Like me, they are in asset management, but my assets are most of the world’s resources and their asset is themselves — a lovely product but threatened with diminishing returns. Don’t get me wrong. When the time comes I’ll probably have my neck lifted to the back of my ears and, like the Dianes of this world, I’ll have it done to please someone; the difference is, that someone will be me. However much I sometimes don’t want to be Kate, I really really don’t want to be Diane.

I have never actually spoken to Diane Percival before, but this does not stop me going cold at the very thought of her. Diane is the mother who sends notes. Notes to invite your child to a play date, notes to thank your child for coming to a play date (It was nothing, really). Last week, in a spectacular burst of note one-upmanship, Diane actually sent a note from Oliver thanking Emily for an invitation to tea. In what kind of life is it possible to send a note acknowledging an event of almost no significance, which will feature fish fingers and peas and has yet to take place? Deprived of office hierarchies, many of the mothers at my daughter’s school have set about inventing meaningless tests whose sole purpose is that other mothers with better things to do can be seen to fail them.

“Thank you for your thank-you note. I look forward to receiving your note acknowledging receipt of my note. Thank you and get lost.”

8:19 P.M. NOVALIS HOTEL, FRANKFURT. Shit. I won’t be able to put Emily to bed tonight after all. Meeting with German client was brought forward and I had to get on the next plane. It went as well as can be expected. I blagged and blagged and I think I bought us a couple more months, by which time we may have been able to turn around the fund’s performance. Back at the hotel, I pour myself a large drink and have just got into the bath when the phone rings. Christ, what now? For the first time in my life, I pick up the bathroom extension: a cream phone in its cradle on the wall next to the towel rail. It’s Richard. There is something different about his voice. “Darling, I’m afraid I have some sad news. Robin just rang.”

26 Death of a Mother

JILL COOPER-CLARK DIED PEACEFULLY at home in the small hours of Monday morning. She was forty-seven. Diagnosed just after the children broke up from school last summer, the cancer swept through her like a forest fire. The surgeons went in first, and after them a SWAT team of pharmacologists and radiotherapists, all trying to contain the blaze. But the cancer was unquenchable: breasts, lungs, pancreas. It was as though Jill’s energy — she was the most prodigiously energetic person I’ve ever met — was being used against her; as if the life force itself could be hijacked and redeployed in the fell purposes of death. The last time I saw her was at the annual Edwin Morgan Forster party, a zillion-dollar bash on an Arabian theme with real sand and an angry camel. Wearing a turban to hide her tufted baldness, Jill was, as usual, making me laugh.

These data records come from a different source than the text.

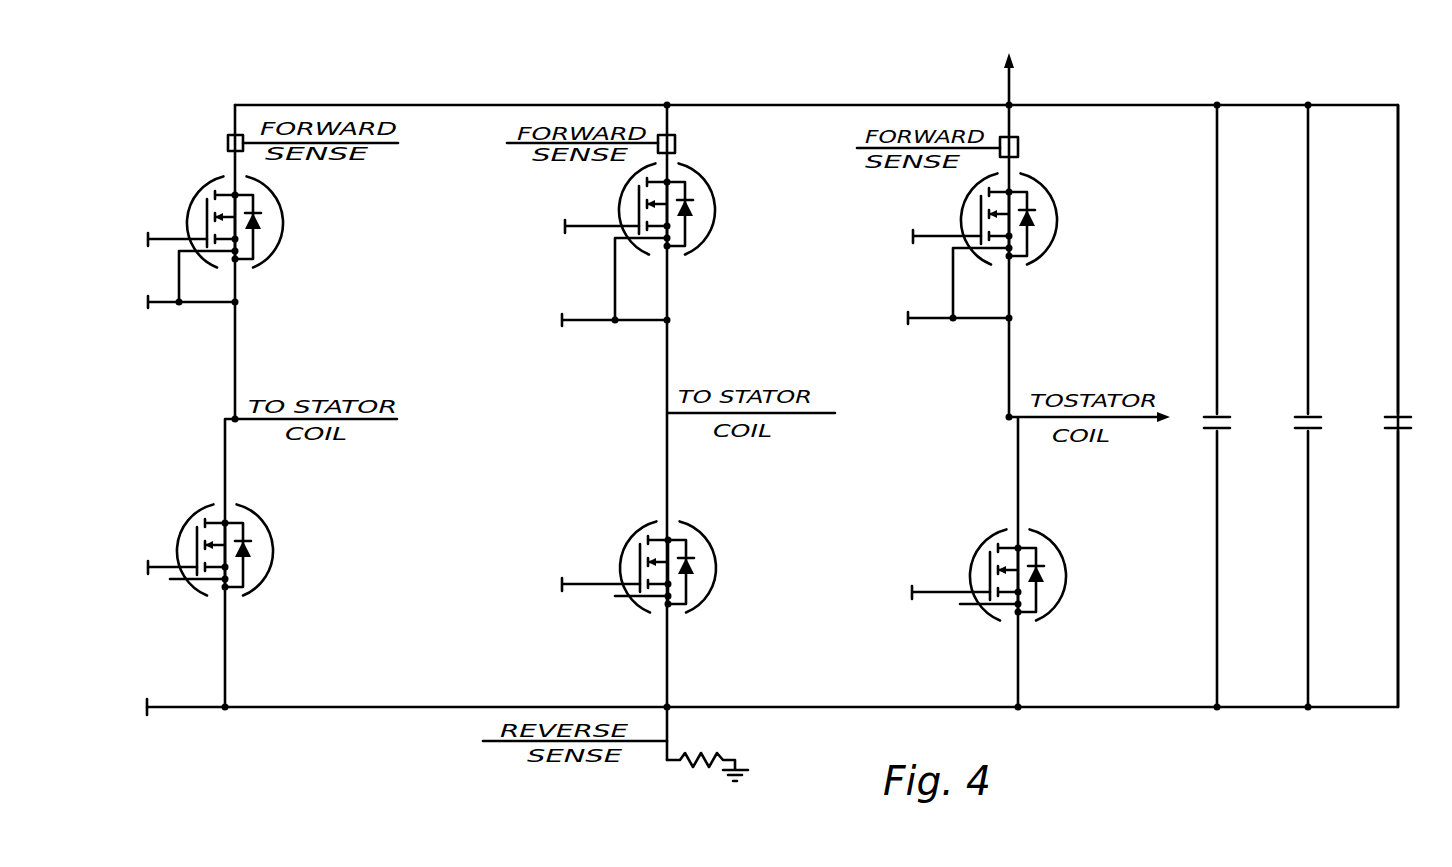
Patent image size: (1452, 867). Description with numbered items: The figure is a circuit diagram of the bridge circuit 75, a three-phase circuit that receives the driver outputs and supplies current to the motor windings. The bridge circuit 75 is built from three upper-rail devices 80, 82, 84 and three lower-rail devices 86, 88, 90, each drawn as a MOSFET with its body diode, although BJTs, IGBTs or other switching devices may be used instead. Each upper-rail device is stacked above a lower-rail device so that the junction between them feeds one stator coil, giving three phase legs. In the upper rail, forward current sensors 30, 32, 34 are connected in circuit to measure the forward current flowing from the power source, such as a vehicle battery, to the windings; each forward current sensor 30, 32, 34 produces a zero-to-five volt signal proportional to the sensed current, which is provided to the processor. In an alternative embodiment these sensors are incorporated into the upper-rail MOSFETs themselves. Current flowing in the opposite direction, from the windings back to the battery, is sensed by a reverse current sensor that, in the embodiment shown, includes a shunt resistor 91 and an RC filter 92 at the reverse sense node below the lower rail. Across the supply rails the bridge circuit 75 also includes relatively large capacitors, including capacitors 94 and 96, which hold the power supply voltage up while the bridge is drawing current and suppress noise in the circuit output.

The forward current sensor 30 is at (228, 143).
The forward current sensor 32 is at (675, 140).
The forward current sensor 34 is at (1018, 147).
The bridge circuit 75 is at (755, 85).
The upper-rail device 80 is at (273, 195).
The upper-rail device 82 is at (693, 177).
The upper-rail device 84 is at (1037, 190).
The lower-rail device 86 is at (258, 517).
The lower-rail device 88 is at (693, 535).
The lower-rail device 90 is at (1040, 545).
The shunt resistor 91 is at (697, 755).
The RC filter 92 is at (1234, 398).
The capacitor 94 is at (1329, 398).
The capacitor 96 is at (1410, 398).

“Slash and burn, Kate, you’d hardly believe how bloody primitive the treatment is. I feel like a medieval village they’re razing to the ground. Only one would rather be pillaged by Vikings than an oncologist, don’t you think?”

Before the treatment, Jill had dense, springy auburn hair and that Celtic top-of-the-milk skin with a sprinkling of cinnamon freckles. Three babies — all hefty boys — had not managed to weigh down the coltish body of the sometime netball Goal Attack. Robin said that to get the full measure of his wife you had to see her tennis backhand: just when you thought it was all over, when there was no possibility of the ball being returned, she would uncoil and whip it down the line. I watched her do it at the Cooper-Clark place in Sussex two summers ago, and when she struck the ball, Jill let out a defiant, joyous, “Ha!” I think we were all waiting for her to pull that stroke on the cancer.